On the 3rd January 2018, the requirements will be extended through the revision of the MiFID which is in two parts: an updated Directive (MiFID II) that requires each European Union (EU) member state to transpose into national laws, and a new regulation (MiFIR) that has a direct effect on all EU member states.
All clients will be re-categorised according to three MiFID Client Categorisation – Retail, Professional or Eligible. Enhanced business conduct and governance requirements have been introduced on the subjects of suitability, conflicts and inducements, costs & charges and best execution.
Certain trading activity conducted outside of regulated trading venues will be required to move onto a regulated trading venue. Rules have been designed to separate client activity and a financial institution's trading on their own account through the introduction of a systematic internaliser' regime.

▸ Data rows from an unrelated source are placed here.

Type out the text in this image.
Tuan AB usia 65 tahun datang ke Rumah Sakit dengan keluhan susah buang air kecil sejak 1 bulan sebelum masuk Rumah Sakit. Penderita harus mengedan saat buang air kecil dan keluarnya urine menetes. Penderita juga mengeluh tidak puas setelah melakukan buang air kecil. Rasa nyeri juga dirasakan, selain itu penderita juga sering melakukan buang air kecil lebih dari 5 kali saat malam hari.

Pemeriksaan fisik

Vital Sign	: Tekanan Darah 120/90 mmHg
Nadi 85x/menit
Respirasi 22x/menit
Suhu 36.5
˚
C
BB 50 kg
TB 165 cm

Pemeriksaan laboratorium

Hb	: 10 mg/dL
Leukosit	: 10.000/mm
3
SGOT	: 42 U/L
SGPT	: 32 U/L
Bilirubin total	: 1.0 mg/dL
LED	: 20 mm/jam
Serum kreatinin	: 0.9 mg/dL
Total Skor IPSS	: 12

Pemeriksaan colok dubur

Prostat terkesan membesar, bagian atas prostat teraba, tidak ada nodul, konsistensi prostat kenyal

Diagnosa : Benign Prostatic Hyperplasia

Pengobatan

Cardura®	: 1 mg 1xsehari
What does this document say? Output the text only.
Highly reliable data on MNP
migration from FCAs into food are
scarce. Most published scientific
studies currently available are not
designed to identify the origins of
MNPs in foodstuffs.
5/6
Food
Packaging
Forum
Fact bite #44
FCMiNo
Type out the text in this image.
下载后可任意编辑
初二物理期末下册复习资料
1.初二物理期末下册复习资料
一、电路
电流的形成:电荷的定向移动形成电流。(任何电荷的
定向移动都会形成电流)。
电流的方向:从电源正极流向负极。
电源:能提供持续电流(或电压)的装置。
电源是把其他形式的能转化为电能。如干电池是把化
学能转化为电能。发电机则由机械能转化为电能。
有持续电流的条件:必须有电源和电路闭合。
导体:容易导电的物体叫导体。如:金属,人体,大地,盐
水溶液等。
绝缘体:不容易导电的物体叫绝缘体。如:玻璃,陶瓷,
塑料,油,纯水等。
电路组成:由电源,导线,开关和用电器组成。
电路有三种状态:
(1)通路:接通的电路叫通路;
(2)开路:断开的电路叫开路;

Pre and post-trade transparency requirements have been extended beyond equity to include other asset classes such as bonds, derivatives and electronically-traded funds.
These obligations will apply to both equity and non-equity instruments. For equity trading, MiFID investment firms must ensure the transactions take place on a regulated market, a multilateral trading facility (MTF), an organised trading facility (OTF), with a systematic internaliser (SI) or on an equivalent third-country trading venue. For non-equity trading, certain Interest Rate Swaps will also be required to be executed through trading venues by certain investment firms.
MiFID investment firms will be required to disclose on an annual basis their five largest execution venues (in terms of trading volume). On a quarterly basis, execution quality data pursuant to the relevant instrument will be published at each execution venue's website.
MiFID investment firms will be required to report additional data in conjunction with the transaction reporting to their national competent authorities. The additional data fields will include client and transactional identifiers on a wider scope of products. SEB will report to the Swedish national competent authority and financial regulator, Finansinspektionen.
As the MiFID II rule-making process continues, more information will be available on this page. (sebroup.com/mifid)
MiFID investment firms are required to provide disclosures of costs and charges associated to investment services and activities to enable clients to make informed decisions about whom they would like to trade with. There are two types of costs and charges disclosures:
Ex-ante: These indicative costs have been provided to clients prior to providing the services or activities.
Ex-post: The costs are aggregated and reported to each client on an annual basis in a standardised format to allow clients to compare different financial service providers.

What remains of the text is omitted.